Darüber hinaus sollte der Fachanwalt für Handels- und Gesellschaftsrecht ebenso mit dem internationalen Kaufrecht vertraut sein. Dieser Aspekt wird mittlerweile immer bedeutender, da zunehmend grenzüberschreitende Handelsbeziehungen bestehen und – von der EU einmal abgesehen – jedes Land grundsätzlich eigene kaufrechtliche Regelungen hat. Diese stehen häufig zu anderen Rechtsordnungen in Konflikt, sodass internationale Handelspartner darauf bedacht sind, für beide Seiten verbindliche Normen festzulegen, um einen sicheren rechtlichen Rahmen zu schaffen. Dabei setzt sich das sogenannte CISG (UN-Kaufrecht) immer weiter durch und ist somit für den Fachanwalt von großer Bedeutung.

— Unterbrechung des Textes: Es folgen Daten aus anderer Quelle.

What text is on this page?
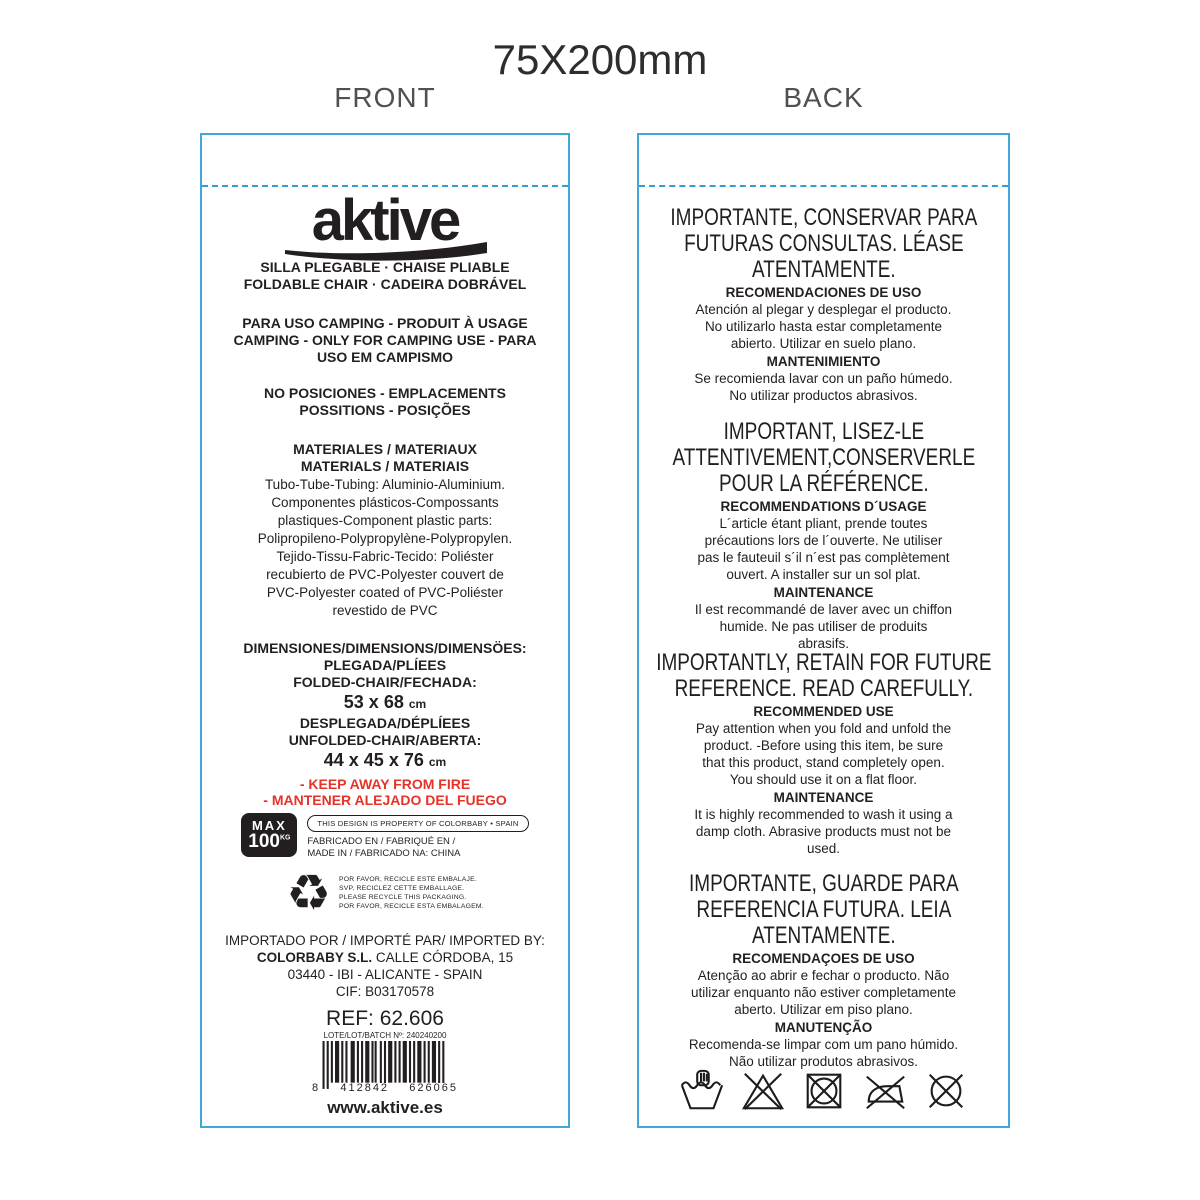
75X200mm
FRONT	BACK
aktive
SILLA PLEGABLE · CHAISE PLIABLE
FOLDABLE CHAIR · CADEIRA DOBRÁVEL
PARA USO CAMPING - PRODUIT À USAGE
CAMPING - ONLY FOR CAMPING USE - PARA
USO EM CAMPISMO
NO POSICIONES - EMPLACEMENTS
POSSITIONS - POSIÇÕES
MATERIALES / MATERIAUX
MATERIALS / MATERIAIS
Tubo-Tube-Tubing: Aluminio-Aluminium.
Componentes plásticos-Compossants
plastiques-Component plastic parts:
Polipropileno-Polypropylène-Polypropylen.
Tejido-Tissu-Fabric-Tecido: Poliéster
recubierto de PVC-Polyester couvert de
PVC-Polyester coated of PVC-Poliéster
revestido de PVC
DIMENSIONES/DIMENSIONS/DIMENSÖES:
PLEGADA/PLÍEES
FOLDED-CHAIR/FECHADA:
53 x 68 cm
DESPLEGADA/DÉPLÍEES
UNFOLDED-CHAIR/ABERTA:
44 x 45 x 76 cm
- KEEP AWAY FROM FIRE
- MANTENER ALEJADO DEL FUEGO
MAX
$100^{KG}$
THIS DESIGN IS PROPERTY OF COLORBABY • SPAIN
FABRICADO EN / FABRIQUÉ EN /
MADE IN / FABRICADO NA: CHINA
♻ POR FAVOR, RECICLE ESTE EMBALAJE.
SVP, RECICLEZ CETTE EMBALLAGE.
PLEASE RECYCLE THIS PACKAGING.
POR FAVOR, RECICLE ESTA EMBALAGEM.
IMPORTADO POR / IMPORTÉ PAR/ IMPORTED BY:
COLORBABY S.L. CALLE CÓRDOBA, 15
03440 - IBI - ALICANTE - SPAIN
CIF: B03170578
REF: 62.606
LOTE/LOT/BATCH Nº: 240240200
8 412842 626065
www.aktive.es
IMPORTANTE, CONSERVAR PARA
FUTURAS CONSULTAS. LÉASE
ATENTAMENTE.
RECOMENDACIONES DE USO
Atención al plegar y desplegar el producto.
No utilizarlo hasta estar completamente
abierto. Utilizar en suelo plano.
MANTENIMIENTO
Se recomienda lavar con un paño húmedo.
No utilizar productos abrasivos.
IMPORTANT, LISEZ-LE
ATTENTIVEMENT,CONSERVERLE
POUR LA RÉFÉRENCE.
RECOMMENDATIONS D´USAGE
L´article étant pliant, prende toutes
précautions lors de l´ouverte. Ne utiliser
pas le fauteuil s´il n´est pas complètement
ouvert. A installer sur un sol plat.
MAINTENANCE
Il est recommandé de laver avec un chiffon
humide. Ne pas utiliser de produits
abrasifs.
IMPORTANTLY, RETAIN FOR FUTURE
REFERENCE. READ CAREFULLY.
RECOMMENDED USE
Pay attention when you fold and unfold the
product. -Before using this item, be sure
that this product, stand completely open.
You should use it on a flat floor.
MAINTENANCE
It is highly recommended to wash it using a
damp cloth. Abrasive products must not be
used.
IMPORTANTE, GUARDE PARA
REFERENCIA FUTURA. LEIA
ATENTAMENTE.
RECOMENDAÇOES DE USO
Atenção ao abrir e fechar o producto. Não
utilizar enquanto não estiver completamente
aberto. Utilizar em piso plano.
MANUTENÇÃO
Recomenda-se limpar com um pano húmido.
Não utilizar produtos abrasivos.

Hierbei handelt es sich um einen völkerrechtlichen Vertrag, der von vielen Ländern ratifiziert wurde und damit grundsätzlich anwendbar ist, da er das grenzüberschreitende Kaufrecht von gewerblichen Vertragspartnern regelt.

Das Gesellschaftsrecht

Neben Kenntnissen im Handelsrecht muss der Fachanwalt für Handels- und Gesellschaftsrecht auch über solche im Gesellschaftsrecht verfügen. Dabei finden sich Vorschriften des Gesellschaftsrechts nicht nur in allgemeinen Gesetzen wie dem BGB (GbR, auch als BGB-Gesellschaft bezeichnet) oder HGB (OHG und KG), sondern auch in Spezialgesetzen wie dem GmbHG oder dem AktG.

Auch hier ist das Aufgabengebiet vielfältig: Neben dem Entwerfen von Gesellschaftsverträgen und allgemeinen Beratungen von Vorständen und Geschäftsführern gehört vor allem das Wissen um die auf der Haupt- oder Gesellschafterversammlung möglichen zu fassenden Beschlüsse dazu, da hier die Nichtigkeit bzw. Anfechtbarkeit beurteilt werden muss.

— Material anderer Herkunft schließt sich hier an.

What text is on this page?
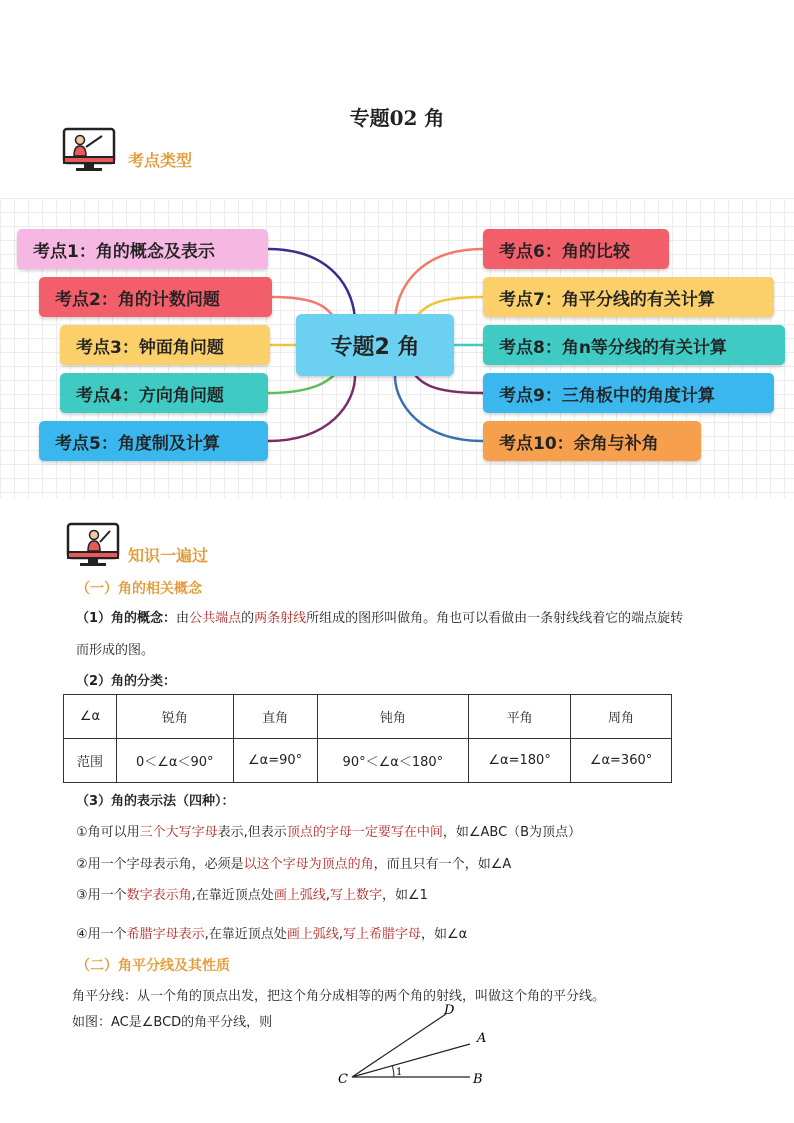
专题02 角
考点类型
考点1：角的概念及表示
考点2：角的计数问题
考点3：钟面角问题
考点4：方向角问题
考点5：角度制及计算
专题2 角
考点6：角的比较
考点7：角平分线的有关计算
考点8：角n等分线的有关计算
考点9：三角板中的角度计算
考点10：余角与补角
知识一遍过
（一）角的相关概念
（1）角的概念：由公共端点的两条射线所组成的图形叫做角。角也可以看做由一条射线线着它的端点旋转
而形成的图。
（2）角的分类：
∠α	锐角	直角	钝角	平角	周角
范围	0＜∠α＜90°	∠α=90°	90°＜∠α＜180°	∠α=180°	∠α=360°
（3）角的表示法（四种）：
①角可以用三个大写字母表示,但表示顶点的字母一定要写在中间，如∠ABC（B为顶点）
②用一个字母表示角，必须是以这个字母为顶点的角，而且只有一个，如∠A
③用一个数字表示角,在靠近顶点处画上弧线,写上数字，如∠1
④用一个希腊字母表示,在靠近顶点处画上弧线,写上希腊字母，如∠α
（二）角平分线及其性质
角平分线：从一个角的顶点出发，把这个角分成相等的两个角的射线，叫做这个角的平分线。
如图：AC是∠BCD的角平分线，则
C
D
A
B
1
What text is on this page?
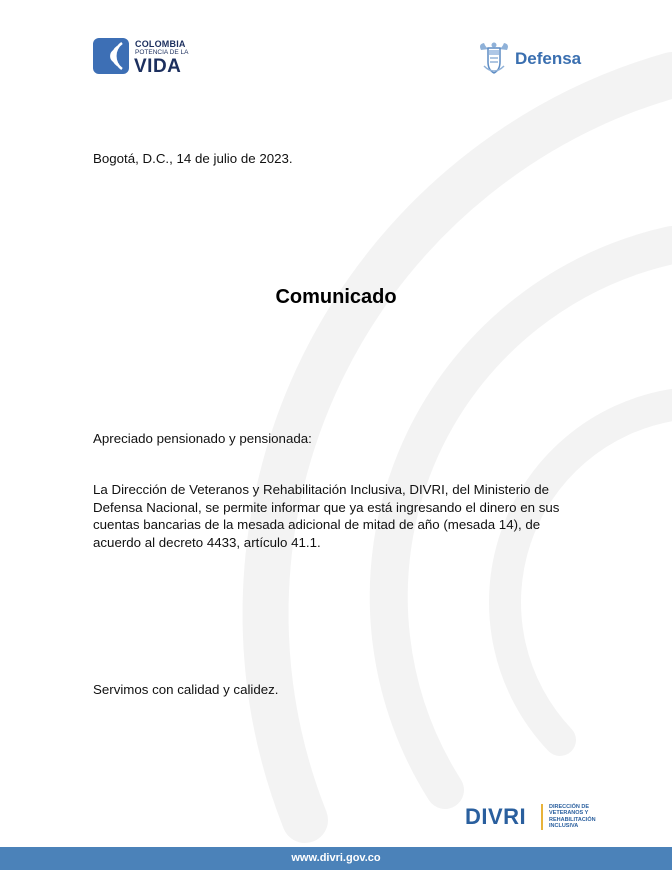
COLOMBIA
POTENCIA DE LA
VIDA	Defensa

Bogotá, D.C., 14 de julio de 2023.

Comunicado

Apreciado pensionado y pensionada:

La Dirección de Veteranos y Rehabilitación Inclusiva, DIVRI, del Ministerio de Defensa Nacional, se permite informar que ya está ingresando el dinero en sus cuentas bancarias de la mesada adicional de mitad de año (mesada 14), de acuerdo al decreto 4433, artículo 41.1.

Servimos con calidad y calidez.

DIVRI	DIRECCIÓN DE
VETERANOS Y
REHABILITACIÓN
INCLUSIVA
www.divri.gov.co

Dies ist dann in speziellen gerichtlichen Prozessen durchzusetzen, für die der Fachanwalt ebenfalls über die geeigneten prozessualen Fähigkeiten und Kenntnisse verfügen muss.

Die zunehmende Relevanz internationaler Beziehungen und die dazugehörigen rechtlichen Kenntnisse gelten wie für das Handelsrecht ebenfalls für das Gesellschaftsrecht, vor allem im Hinblick auf die speziellen Rechtsformen der EU, wie etwa die Societas Europaea.

Neben diesem „allgemeinen“ gesellschaftsrechtlichen Wissen muss der Fachanwalt auch über Kenntnisse im Konzern- und Umwandlungsrecht verfügen.

Ersteres ist insbesondere in Unternehmensverbünden von Bedeutung, während letzteres an Relevanz gewinnt, sobald eine Gesellschaft ihre Rechtsform ändern möchte, etwa bei der Umwandlung einer OHG in eine GmbH.

Darüber hinaus sollte der Fachanwalt für Handels- und Gesellschaftsrecht über eine umfangreiche Qualifikation im Bilanz- und Steuerrecht verfügen, ebenso auch in Schnittstellenrechtsgebieten, wie etwa dem Wertpapiererwerbs- und Übernahmerecht sowie dem Arbeitsrecht.

Fazit

Wie sich zeigt, muss der Fachanwalt für Handels- und Gesellschaftsrecht über sehr diversifizierte Kenntnisse verfügen, die es ihm somit ermöglichen, die Vielfalt der möglichen Aufgaben im Bereich des Handels- und Gesellschaftsrechts zu bewältigen.

Vor allem auch durch das Wissen im Bilanz- und Steuerrecht ist es ihm ohne weiteres möglich, interdisziplinär – etwa bei einer Restrukturierung oder Übernahme – mit Wirtschaftsprüfern und Steuerberatern zusammen zu arbeiten.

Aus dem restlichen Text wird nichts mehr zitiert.